2017 was indeed a record year for the AFTE Days, which took place on November 14 and 15: 1,400 participants, 69 sponsors, more than 80 speakers. One of the most noteworthy speeches was that of Jean-Pierre Mustier, Chief Executive Officer of UniCredit Group.
His remarkable career made him the perfect voice to explore “Prospects for the Banking Sector.” A leading player in the field before the subprime crisis, particularly as head of the Corporate & Investment Banking Division of Société Générale as of 2003, today he holds the reins of UniCredit, an establishment that has shed its old skin and is now experiencing a Rinascimento.
According to the speaker, who was thrilled to talk about the future of banks – “Proof at least that they have one” –, the bank of tomorrow is first and foremost the bank of the day before yesterday, rediscovering its “traditional occupations.” He added that finance for the sake of finance is a thing of the past.
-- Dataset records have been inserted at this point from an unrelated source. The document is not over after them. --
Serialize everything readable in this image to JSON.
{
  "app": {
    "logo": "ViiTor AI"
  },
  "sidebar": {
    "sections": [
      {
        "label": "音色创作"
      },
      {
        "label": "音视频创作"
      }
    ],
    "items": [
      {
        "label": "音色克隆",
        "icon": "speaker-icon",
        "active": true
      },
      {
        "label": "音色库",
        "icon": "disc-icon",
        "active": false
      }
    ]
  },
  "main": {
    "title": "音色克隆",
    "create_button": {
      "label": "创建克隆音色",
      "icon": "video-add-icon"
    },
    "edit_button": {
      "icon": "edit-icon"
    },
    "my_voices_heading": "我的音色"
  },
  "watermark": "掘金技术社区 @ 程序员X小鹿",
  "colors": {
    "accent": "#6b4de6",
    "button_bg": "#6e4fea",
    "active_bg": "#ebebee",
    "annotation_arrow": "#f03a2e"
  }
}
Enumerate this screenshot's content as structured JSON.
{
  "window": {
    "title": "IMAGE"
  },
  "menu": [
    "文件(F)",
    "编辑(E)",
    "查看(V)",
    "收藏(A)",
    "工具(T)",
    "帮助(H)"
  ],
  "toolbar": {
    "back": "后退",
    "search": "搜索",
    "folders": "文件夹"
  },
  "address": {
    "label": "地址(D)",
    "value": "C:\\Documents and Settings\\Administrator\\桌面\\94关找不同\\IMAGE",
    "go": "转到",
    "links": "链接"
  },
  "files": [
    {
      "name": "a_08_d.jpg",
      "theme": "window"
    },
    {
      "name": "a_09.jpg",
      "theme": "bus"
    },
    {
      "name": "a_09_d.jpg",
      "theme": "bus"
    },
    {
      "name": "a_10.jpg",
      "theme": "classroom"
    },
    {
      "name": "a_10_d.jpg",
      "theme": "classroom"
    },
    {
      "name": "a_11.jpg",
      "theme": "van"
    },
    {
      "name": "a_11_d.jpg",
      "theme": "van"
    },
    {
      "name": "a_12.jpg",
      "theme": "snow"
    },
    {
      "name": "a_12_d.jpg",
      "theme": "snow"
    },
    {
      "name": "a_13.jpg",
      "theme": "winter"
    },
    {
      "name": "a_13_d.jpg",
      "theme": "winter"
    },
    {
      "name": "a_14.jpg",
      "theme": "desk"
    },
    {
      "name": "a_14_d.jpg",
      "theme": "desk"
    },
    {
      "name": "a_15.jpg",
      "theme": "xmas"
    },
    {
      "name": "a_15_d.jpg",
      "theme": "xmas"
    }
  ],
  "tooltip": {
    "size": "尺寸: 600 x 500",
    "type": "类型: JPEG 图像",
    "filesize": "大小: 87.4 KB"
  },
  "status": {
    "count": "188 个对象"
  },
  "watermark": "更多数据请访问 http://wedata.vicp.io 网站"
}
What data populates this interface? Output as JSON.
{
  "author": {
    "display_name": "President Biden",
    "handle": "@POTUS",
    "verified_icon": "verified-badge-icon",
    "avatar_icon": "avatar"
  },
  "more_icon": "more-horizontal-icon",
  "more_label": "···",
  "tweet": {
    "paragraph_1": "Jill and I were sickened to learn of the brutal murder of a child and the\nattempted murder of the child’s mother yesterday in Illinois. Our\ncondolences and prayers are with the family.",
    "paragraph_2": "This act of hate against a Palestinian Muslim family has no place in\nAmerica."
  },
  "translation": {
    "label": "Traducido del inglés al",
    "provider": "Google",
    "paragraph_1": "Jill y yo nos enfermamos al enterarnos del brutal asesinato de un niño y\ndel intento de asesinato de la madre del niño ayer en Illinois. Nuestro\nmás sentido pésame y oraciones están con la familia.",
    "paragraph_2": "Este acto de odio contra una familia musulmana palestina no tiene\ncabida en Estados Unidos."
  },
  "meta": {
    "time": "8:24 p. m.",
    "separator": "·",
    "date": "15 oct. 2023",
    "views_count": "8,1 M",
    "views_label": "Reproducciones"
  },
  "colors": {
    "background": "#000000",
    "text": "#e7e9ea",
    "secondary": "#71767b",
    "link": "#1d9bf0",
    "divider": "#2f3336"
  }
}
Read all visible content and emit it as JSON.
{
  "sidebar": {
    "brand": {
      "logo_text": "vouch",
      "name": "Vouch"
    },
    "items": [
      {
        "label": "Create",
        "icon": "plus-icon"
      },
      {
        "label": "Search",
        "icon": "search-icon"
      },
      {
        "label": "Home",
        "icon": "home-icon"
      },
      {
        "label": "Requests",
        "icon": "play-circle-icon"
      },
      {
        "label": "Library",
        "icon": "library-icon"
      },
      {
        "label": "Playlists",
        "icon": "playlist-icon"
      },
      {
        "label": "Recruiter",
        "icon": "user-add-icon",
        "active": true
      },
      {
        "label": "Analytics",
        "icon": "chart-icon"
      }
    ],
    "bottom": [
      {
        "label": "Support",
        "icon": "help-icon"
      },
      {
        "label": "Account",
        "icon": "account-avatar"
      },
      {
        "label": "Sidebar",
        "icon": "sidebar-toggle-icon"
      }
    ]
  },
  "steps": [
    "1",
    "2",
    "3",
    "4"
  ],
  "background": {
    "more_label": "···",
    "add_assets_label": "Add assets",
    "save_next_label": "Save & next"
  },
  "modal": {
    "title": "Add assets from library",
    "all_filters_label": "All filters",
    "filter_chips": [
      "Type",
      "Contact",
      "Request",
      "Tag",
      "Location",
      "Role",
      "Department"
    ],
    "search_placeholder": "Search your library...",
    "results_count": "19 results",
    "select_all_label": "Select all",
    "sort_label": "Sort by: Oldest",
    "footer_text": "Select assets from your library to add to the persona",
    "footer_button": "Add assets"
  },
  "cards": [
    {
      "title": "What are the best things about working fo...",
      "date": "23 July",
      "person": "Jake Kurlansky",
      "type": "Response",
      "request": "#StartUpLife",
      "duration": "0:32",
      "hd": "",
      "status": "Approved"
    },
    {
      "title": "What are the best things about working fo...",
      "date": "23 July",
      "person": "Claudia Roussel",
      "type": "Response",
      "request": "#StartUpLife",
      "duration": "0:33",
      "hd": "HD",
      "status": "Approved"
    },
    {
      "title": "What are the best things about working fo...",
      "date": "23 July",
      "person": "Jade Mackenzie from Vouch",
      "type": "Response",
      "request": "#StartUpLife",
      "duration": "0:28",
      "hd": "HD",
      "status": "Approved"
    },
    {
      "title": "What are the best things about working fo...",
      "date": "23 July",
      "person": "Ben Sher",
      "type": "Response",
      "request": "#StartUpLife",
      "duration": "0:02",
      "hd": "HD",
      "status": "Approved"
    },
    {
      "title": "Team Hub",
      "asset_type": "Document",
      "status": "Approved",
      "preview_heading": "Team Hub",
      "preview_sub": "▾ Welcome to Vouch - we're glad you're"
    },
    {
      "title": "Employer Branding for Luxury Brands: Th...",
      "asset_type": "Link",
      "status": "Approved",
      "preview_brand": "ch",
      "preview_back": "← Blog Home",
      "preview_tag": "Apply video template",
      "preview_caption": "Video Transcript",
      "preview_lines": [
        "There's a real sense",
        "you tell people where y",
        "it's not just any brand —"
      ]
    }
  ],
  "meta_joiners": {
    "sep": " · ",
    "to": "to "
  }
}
Fifteen to 20% return on equity, which was the rule in the late 2000s, “is no longer tenable” (including from a purely mathematical standpoint, noted this École Polytechnique graduate), while the long-term average from other sectors of the economy hovers around 8%. “The crisis reminded us that gravity exists,” he insisted.
Not only have banks rediscovered their old virtues; they are also capable of changing when the context requires. Jean-Pierre Mustier took exception to accusations that banks are acting like “dinosaurs.” “They are neither asleep nor overweight,” ensured the marathon runner and cross-country skiing aficionado, adding that banks are quick to take to new trends, especially since “there is no copyright” in the world of finance.
The bank of tomorrow must also take risks, an indispensable requirement for making money. Risk-taking is its expertise, and this exclusively human capacity for judgment is not threatened by big data.
Chastened, but lithe and agile, “ready to move fast,” banks are far from an endangered species, as long as competition, which acts as a “stimulant,” is not distorted. “The EU's Revised Payments Service Directive obliges us to provide access to account information. So be it. But does anyone force Google to release its data?” lamented the CEO of the number one Transalpine bank. Rules specific to the financial sector should apply everywhere and to all players. Jean-Pierre Mustier also expressed his satisfaction with ad hoc measures adopted in recent years, including those contained in Basel III: “They contribute to reducing risk, and thereby allow for lower capital costs,” he pointed out.
Regarding digitization, Jean-Pierre Mustier joins other business leaders in expressing cautious openness and considering current changes as evolutionary rather than revolutionary. “We tend to exaggerate customers' ability to go 100% digital,” he observed, while also reckoning that “mobile offerings are limited.” At UniCredit, he is devoted to reducing paperwork, because “digitization means simplification.”
Finally, while noting that “We need large European banks,” he expressed doubts regarding the effectiveness of cross-border mergers, championed by the European Central Bank, since cost reductions are unlikely and concluded by observing that “In the credit business, it is important to be seen as a national bank.”